Yanis Varoufakis: The Conversation com especialistas

Quando Yanis Varoufakis foi eleito ao Parlamento e depois nomeado primeiro-ministro da Grécia, em janeiro, embarcou em sete meses extraordinários de negociações com os credores do país e seus parceiros europeus.

Dia 6/7, os eleitores gregos apoiaram sua posição de não aceitar as imposições dos credores, com retumbantes 62% de votos NÃO aoultimatum da União Europeia. Na mesma noite, Varoufakis renunciou, depois de o primeiro-ministro Alexis Tsipras, com medo de uma saída do euro que em todos os casos seria difícil, decidiu pôr-se contra o resultado do referendo popular. Depois disso, a coalizão governante, Syriza, rachou; e foram convocadas eleições imediatas. Varoufakis ainda é membro do Parlamento e voz destacada na política grega e europeia.

Perguntado sobre o que pensava da decisão de Tsipras de convocar novas eleições, convidando o povo grego a avaliar seu próprio governo, Varoufakis disse:


"Se pelo menos se tratasse disso! Os eleitores estão sendo convocados para avalizar a decisão que Alexis Tsipras tomou na própria noite do referendo, de desrespeitar o voto de 62% dos eleitores gregos; para converter aquele corajoso NÃO, numa capitulação, sob o pretexto de que honrar a vontade dos gregos no referendo dispararia o Grexit. É o mesmo que pedir que o povo condene toda uma luta de ferrenha oposição a um programa econômico falhado que causa dano jamais visto à economia social da Grécia. A nova eleição é convite aos eleitores para que apoiem Tsipras e sua escolha de render-se, porque Tsipras entendia que render-se seria mal menor."

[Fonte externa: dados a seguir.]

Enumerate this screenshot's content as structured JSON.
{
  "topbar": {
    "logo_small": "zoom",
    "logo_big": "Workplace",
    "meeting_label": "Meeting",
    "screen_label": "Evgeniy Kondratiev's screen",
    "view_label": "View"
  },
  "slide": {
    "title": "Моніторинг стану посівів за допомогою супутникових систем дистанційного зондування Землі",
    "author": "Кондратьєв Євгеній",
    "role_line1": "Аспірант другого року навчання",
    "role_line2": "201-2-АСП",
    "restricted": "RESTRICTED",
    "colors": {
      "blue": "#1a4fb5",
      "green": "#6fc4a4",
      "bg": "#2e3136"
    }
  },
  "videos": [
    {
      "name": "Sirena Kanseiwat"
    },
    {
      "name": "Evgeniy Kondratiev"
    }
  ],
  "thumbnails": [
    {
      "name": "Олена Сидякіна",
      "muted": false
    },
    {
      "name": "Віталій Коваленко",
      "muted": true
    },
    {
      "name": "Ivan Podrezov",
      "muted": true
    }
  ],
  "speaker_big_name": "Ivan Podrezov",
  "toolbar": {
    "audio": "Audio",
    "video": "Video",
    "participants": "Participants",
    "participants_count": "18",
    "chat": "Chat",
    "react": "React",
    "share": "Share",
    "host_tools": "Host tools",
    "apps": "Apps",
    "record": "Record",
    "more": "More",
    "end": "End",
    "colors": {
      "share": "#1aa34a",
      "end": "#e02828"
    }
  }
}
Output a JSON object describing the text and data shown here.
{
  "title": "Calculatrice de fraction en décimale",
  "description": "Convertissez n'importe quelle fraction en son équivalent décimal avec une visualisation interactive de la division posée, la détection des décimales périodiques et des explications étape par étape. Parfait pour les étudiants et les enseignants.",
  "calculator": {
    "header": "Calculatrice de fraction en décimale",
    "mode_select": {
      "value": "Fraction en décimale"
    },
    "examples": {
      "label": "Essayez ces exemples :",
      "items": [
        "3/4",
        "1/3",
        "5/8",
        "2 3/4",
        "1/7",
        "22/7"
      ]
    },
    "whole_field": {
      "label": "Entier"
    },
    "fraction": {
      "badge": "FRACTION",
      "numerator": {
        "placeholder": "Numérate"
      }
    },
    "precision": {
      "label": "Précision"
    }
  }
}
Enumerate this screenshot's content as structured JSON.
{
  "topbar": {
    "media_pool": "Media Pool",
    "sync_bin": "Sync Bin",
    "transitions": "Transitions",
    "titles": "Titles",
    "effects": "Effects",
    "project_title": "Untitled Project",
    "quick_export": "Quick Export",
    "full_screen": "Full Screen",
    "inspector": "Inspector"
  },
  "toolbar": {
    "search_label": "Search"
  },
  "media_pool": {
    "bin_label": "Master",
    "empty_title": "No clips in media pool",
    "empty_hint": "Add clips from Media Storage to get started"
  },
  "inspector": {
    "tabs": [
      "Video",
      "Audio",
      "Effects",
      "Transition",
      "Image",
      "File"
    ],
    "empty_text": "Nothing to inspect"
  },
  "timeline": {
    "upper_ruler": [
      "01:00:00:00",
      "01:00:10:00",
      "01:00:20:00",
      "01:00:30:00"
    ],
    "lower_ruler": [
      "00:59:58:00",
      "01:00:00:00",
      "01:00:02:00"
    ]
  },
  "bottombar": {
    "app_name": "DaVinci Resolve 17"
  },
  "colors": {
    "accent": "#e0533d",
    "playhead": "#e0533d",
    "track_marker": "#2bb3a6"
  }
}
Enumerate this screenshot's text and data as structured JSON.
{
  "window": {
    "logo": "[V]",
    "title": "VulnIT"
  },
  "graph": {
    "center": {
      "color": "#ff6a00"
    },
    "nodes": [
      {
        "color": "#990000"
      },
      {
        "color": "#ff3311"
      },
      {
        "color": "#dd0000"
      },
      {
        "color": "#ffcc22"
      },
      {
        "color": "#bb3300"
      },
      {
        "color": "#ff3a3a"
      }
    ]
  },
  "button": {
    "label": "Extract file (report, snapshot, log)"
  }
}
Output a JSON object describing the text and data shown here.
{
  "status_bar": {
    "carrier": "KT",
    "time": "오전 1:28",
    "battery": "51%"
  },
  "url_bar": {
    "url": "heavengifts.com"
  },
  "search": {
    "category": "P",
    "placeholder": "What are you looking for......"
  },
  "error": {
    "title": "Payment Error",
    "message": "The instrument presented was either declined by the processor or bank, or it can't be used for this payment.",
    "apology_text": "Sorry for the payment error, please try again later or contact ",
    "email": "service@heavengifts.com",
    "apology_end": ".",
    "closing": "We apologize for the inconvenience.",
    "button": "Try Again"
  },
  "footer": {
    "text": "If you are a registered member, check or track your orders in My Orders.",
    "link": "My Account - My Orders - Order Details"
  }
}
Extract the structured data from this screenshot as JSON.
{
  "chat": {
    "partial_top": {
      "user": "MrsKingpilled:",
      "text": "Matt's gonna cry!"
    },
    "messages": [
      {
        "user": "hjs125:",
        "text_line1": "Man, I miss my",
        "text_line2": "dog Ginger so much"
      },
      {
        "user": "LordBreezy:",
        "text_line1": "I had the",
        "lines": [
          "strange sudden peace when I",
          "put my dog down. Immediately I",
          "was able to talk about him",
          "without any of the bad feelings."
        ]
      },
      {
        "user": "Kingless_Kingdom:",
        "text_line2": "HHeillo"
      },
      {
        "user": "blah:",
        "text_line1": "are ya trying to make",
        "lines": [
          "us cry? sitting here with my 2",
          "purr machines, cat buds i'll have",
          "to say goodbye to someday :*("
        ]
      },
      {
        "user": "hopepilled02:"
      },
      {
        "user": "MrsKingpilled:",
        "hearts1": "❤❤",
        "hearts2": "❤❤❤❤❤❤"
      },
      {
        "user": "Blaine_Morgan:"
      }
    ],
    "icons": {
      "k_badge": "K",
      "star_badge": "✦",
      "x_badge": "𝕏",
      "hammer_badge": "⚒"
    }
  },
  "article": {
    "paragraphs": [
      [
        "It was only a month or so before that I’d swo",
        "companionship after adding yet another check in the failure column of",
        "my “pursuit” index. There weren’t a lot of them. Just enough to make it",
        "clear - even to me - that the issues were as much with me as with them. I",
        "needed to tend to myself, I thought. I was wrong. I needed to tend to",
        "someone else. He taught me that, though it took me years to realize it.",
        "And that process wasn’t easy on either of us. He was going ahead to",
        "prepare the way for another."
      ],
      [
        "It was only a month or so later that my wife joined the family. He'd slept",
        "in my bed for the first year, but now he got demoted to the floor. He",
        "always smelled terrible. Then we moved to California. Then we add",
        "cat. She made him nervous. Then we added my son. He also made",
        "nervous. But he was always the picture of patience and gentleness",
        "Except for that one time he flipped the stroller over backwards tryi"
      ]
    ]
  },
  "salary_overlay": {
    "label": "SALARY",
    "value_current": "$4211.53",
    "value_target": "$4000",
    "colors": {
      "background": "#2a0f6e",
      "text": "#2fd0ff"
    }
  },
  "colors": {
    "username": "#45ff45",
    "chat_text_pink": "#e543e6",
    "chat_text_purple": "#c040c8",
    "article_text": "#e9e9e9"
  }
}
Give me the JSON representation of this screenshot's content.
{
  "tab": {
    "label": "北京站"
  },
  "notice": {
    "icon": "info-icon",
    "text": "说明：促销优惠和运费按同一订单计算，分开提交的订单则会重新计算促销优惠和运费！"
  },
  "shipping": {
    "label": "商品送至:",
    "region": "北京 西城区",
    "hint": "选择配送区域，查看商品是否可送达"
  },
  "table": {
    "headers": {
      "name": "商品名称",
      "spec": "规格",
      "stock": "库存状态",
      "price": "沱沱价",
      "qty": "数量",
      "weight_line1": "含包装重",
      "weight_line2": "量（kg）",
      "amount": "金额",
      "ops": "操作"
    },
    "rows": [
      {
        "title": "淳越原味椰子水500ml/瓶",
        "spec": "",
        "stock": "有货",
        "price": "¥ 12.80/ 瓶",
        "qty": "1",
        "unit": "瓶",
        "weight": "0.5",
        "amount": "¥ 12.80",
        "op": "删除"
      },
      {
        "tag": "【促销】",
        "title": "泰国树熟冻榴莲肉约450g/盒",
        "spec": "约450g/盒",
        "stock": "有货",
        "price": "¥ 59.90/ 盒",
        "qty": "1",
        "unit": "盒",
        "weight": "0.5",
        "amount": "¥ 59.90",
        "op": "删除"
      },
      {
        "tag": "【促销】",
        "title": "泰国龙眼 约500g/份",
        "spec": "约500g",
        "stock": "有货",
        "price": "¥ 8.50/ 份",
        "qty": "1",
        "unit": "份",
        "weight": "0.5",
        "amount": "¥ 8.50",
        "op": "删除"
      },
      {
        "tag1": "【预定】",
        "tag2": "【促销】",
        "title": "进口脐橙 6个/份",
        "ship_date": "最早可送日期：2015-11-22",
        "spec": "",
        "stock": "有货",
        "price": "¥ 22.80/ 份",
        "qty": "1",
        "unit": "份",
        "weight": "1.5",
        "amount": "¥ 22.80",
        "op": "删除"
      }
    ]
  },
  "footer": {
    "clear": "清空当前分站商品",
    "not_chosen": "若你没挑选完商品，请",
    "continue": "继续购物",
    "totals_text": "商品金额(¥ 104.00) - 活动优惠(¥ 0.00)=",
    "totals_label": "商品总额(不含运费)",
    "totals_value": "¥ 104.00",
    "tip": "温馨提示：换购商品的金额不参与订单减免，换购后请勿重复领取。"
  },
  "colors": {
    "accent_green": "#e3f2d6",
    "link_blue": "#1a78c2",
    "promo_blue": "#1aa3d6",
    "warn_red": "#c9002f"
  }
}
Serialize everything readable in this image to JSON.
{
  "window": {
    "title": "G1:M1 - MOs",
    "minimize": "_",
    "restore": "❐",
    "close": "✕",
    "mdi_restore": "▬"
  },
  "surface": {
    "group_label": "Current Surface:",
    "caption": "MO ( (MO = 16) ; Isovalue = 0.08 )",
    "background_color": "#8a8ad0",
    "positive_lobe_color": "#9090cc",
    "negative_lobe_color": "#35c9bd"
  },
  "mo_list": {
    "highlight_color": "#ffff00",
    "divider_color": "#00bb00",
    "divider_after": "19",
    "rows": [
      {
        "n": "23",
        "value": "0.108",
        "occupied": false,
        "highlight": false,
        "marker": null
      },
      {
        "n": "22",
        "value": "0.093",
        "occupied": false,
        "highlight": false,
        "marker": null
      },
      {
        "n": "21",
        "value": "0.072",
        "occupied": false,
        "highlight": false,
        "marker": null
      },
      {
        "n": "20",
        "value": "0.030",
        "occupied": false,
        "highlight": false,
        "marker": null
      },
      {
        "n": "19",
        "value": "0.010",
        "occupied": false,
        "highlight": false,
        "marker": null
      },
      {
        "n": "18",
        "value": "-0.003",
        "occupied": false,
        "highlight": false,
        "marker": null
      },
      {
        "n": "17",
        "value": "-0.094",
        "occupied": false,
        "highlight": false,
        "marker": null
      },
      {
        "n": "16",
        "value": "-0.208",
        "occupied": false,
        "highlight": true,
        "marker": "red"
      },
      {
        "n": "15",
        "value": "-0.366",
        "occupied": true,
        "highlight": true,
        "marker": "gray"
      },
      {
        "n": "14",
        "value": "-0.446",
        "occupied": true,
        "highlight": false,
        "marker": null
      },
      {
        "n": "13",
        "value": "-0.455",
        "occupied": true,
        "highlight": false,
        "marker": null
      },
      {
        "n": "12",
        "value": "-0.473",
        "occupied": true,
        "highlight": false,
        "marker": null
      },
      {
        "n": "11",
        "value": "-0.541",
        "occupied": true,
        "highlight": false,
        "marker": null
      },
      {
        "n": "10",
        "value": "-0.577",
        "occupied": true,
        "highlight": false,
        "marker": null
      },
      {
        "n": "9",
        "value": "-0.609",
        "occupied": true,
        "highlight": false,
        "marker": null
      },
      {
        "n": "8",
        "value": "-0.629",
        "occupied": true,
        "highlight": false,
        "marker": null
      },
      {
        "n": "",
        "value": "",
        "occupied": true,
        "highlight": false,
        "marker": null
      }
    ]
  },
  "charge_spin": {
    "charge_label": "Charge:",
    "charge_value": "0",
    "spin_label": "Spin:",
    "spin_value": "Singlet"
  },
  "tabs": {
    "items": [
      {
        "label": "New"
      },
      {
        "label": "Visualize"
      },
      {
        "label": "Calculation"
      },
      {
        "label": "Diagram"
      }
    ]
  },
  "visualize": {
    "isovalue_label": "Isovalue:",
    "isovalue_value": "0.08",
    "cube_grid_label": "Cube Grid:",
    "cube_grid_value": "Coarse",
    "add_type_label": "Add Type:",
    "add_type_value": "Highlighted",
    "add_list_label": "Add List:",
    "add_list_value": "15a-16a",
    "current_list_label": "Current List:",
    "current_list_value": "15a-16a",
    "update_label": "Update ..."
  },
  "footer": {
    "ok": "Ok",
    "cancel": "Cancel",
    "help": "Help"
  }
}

Convidamos nove conhecidos especialistas acadêmicos a fazer perguntas a Varoufakis, que se autodefine como "economista acidental". Suas respostas revelam arrependimento quanto à abordagem que adotou durante um 2015 dramático, avaliação bem dura do poder da França na Europa, medo pelo futuro do Syriza, a visão de que o Syriza está acabado, e dúvidas sobre até onde Jeremy Corbyn pode chegar, como líder do partido Labour britânico.




Anton Muscattelli, University of Glasgow
 - Por que o primeiro-ministro grego Alexis Tsipras foi persuadido a aceitar as precondições da UE para o terceiro 'resgate', apesar da vitória decisiva do NÃO no referendo? Será o fim do caminho para a ala antiausteridade do Syriza na Grécia?

Varoufakis: Tsipras diz que foi tomado de surpresa pela determinação da Europa oficial em punir os eleitores gregos, pondo em operação o plano do ministro alemão das Finanças, Wolfgang Schäuble, para expulsar a Grécia da Eurozona, de redenominar os depósitos dos bancos gregos numa moeda que ainda nem estava pronta, e até proibir a circulação de euros na Grécia. Essas ameaças, independente de serem críveis ou não, causaram dano terrível à imagem da União Europeia como comunidade de nações e abriu uma fissura no axioma da indivisibilidade da Eurozona.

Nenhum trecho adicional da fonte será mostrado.